A Very Brief History

The first of what is now accepted as the official Cricket World Cup was held in England in 1975 who hosted the four-yearly event for the next three tournaments. India and Pakistan were the hosts for 1987.

2019 will be the fifth time that England has hosted the tournament and as hosts, automatically qualify. The next seven spots belong to the top seven ODI ranking teams in the ICC, and for the last two spots, the ICC conducted a qualifying tournament for the remaining test playing nations in the world. West Indies and Afghanistan occupy those spots.

10 teams will face each other in a total of 45 games before the final stage of the tournament. The top four teams from the group stage will qualify for the semi-final as there are no quarter-finals for the 2019 Cricket World Cup. The two successful teams will then compete in the final on 14 July.

Venues and Stadiums

Venues are London, Birmingham, Southampton, Trent Bridge, Chester-Le-Street, Leeds, Nottingham, Cardiff, and Taunton. The stadiums are Lord’s, The Oval, Trent Bridge, Edgbaston Cricket Ground, Rose Bowl, Old Trafford, River Side Ground, County Cricket Ground, Headingley, and Sophia Gardens.

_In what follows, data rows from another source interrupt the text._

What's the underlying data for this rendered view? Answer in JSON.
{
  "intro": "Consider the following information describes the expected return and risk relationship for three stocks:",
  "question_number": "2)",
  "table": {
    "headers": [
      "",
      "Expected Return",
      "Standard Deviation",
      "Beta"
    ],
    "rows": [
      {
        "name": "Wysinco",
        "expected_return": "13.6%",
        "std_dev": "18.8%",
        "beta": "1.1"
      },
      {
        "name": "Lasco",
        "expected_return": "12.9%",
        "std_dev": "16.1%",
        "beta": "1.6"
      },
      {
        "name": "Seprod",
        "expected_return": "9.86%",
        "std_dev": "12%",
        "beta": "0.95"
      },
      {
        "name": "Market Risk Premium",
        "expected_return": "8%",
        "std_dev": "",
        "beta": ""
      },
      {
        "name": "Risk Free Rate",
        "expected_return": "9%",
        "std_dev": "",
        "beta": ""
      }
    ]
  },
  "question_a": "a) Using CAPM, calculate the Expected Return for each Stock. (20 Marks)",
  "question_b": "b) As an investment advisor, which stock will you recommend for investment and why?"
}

So with some local and others televised there’s plenty of opportunity for themed catering events.

The schedule is as follows and makes June a veritable month of cricket.

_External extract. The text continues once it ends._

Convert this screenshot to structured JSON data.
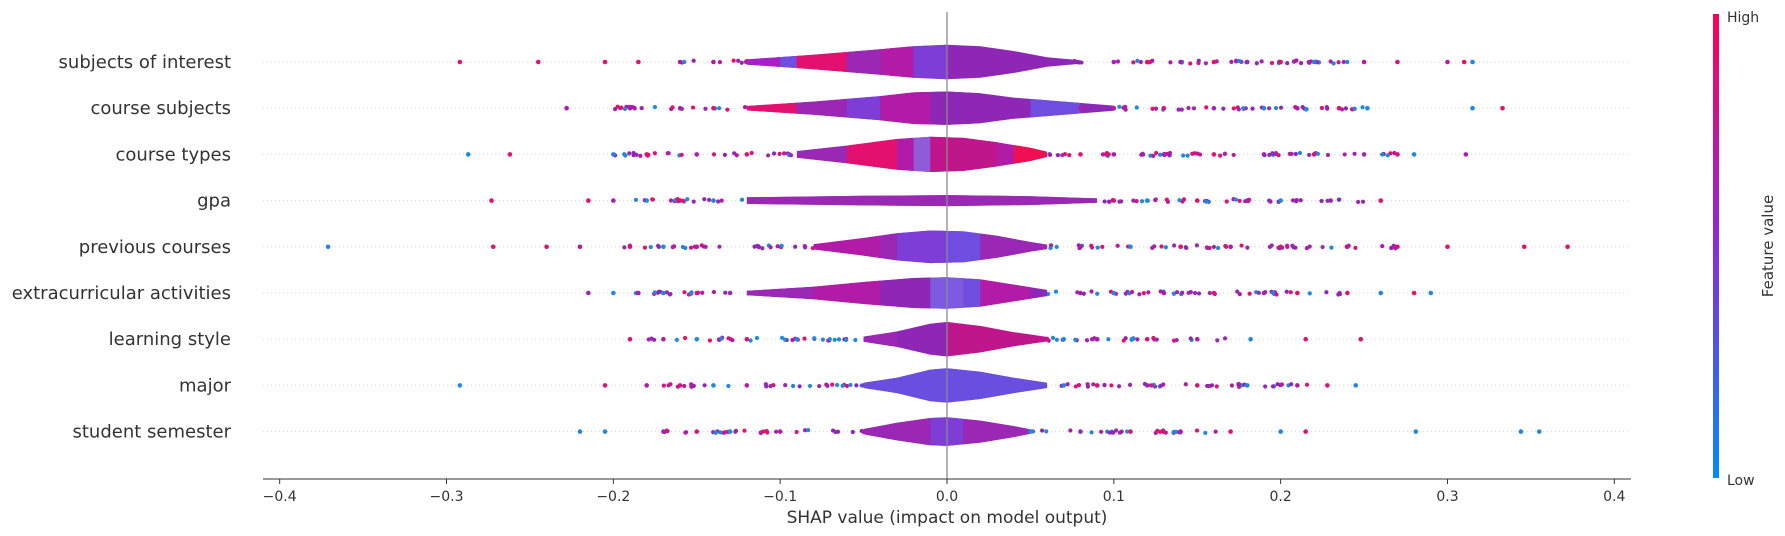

  • May 30 England v South Africa
  • 31 West Indies v Pakistan
  • June 1 NZ v Sri Lanka; Afghanistan v Australia
  • 2 South Africa v Bangladesh
  • 3 England v Pakistan
  • 4 Afghanistan v Sri Lanka
  • 5 South Africa v India; Bangladesh v NZ
  • 6 Australia v West Indies
  • 7 Pakistan v Sri Lanka
  • 8 England v Bangladesh; Afghanistan v NZ
  • 9 India v Australia
  • 10 South Africa v West Indies
  • 11 Bangladesh v Sri Lanka
  • 12 Australia v Pakistan
  • 13 India v NZ
  • 14 England v West Indies
  • 15 Sri Lanka v Australia; South Africa v Afghanistan
  • 16 India v Pakistan
  • 17 West Indies v Bangladesh
  • 18 England v Afghanistan
  • 19 NZ v South Africa
  • 20 Australia v Bangladesh
  • 21 England v Sri Lanka
  • 22 India v Afghanistan; West Indies v NZ
  • 23 Pakistan v South Africa
  • 24 Bangladesh v Afghanistan
  • 25 England v Australia
  • 26 NZ v Pakistan
  • 27 West Indies v India
  • 28 Sri Lanka v South Africa
  • 29 Pakistan v Afghanistan; NZ v Australia
  • 30 England v India
  • July 1 Sri Lanka v West Indies
  • 2 Bangladesh v India
  • 3 England v NZ
  • 4 Afghanistan v West Indies
  • 5 Pakistan v Bangladesh
  • 6 Sri Lanka v India
  • 6 Australia v South Africa
  • 9 First sf: 1st v 4th, Old Trafford
  • 11 Second sf: 2nd v 3rd, Edgbaston
  • 14 Final, Lord’s

Cricket World Cup Fun Facts

When the game slows or it begins to rain a few fun facts to throw into the conversation:

  • Australia became the first country to win three consecutive World Cup tournament in 2007.
  • Until now Australia has won five times, India and West Indies twice, and Pakistan and Sri Lanka once.
  • Sachin Tendulkar scored a total of 2278 runs from 1992 to 2011 which is the most by any batsman.
  • Chris Gayle and Marlon Samuels have the record of highest partnership (372 runs against Zimbabwe).
  • The most runs in a single tournament and most hundreds in World Cup history belong to Sachin Tendulkar.
  • Glenn McGrath has taken most wickets in the World Cup tournament (71).
  • Ricky Ponting holds the record for the most catches.

And if the Cricket World Cup 2019 is not the sport you want to celebrate or its rained off then there is always the women’s football world cup starting on 7th June as an alternative!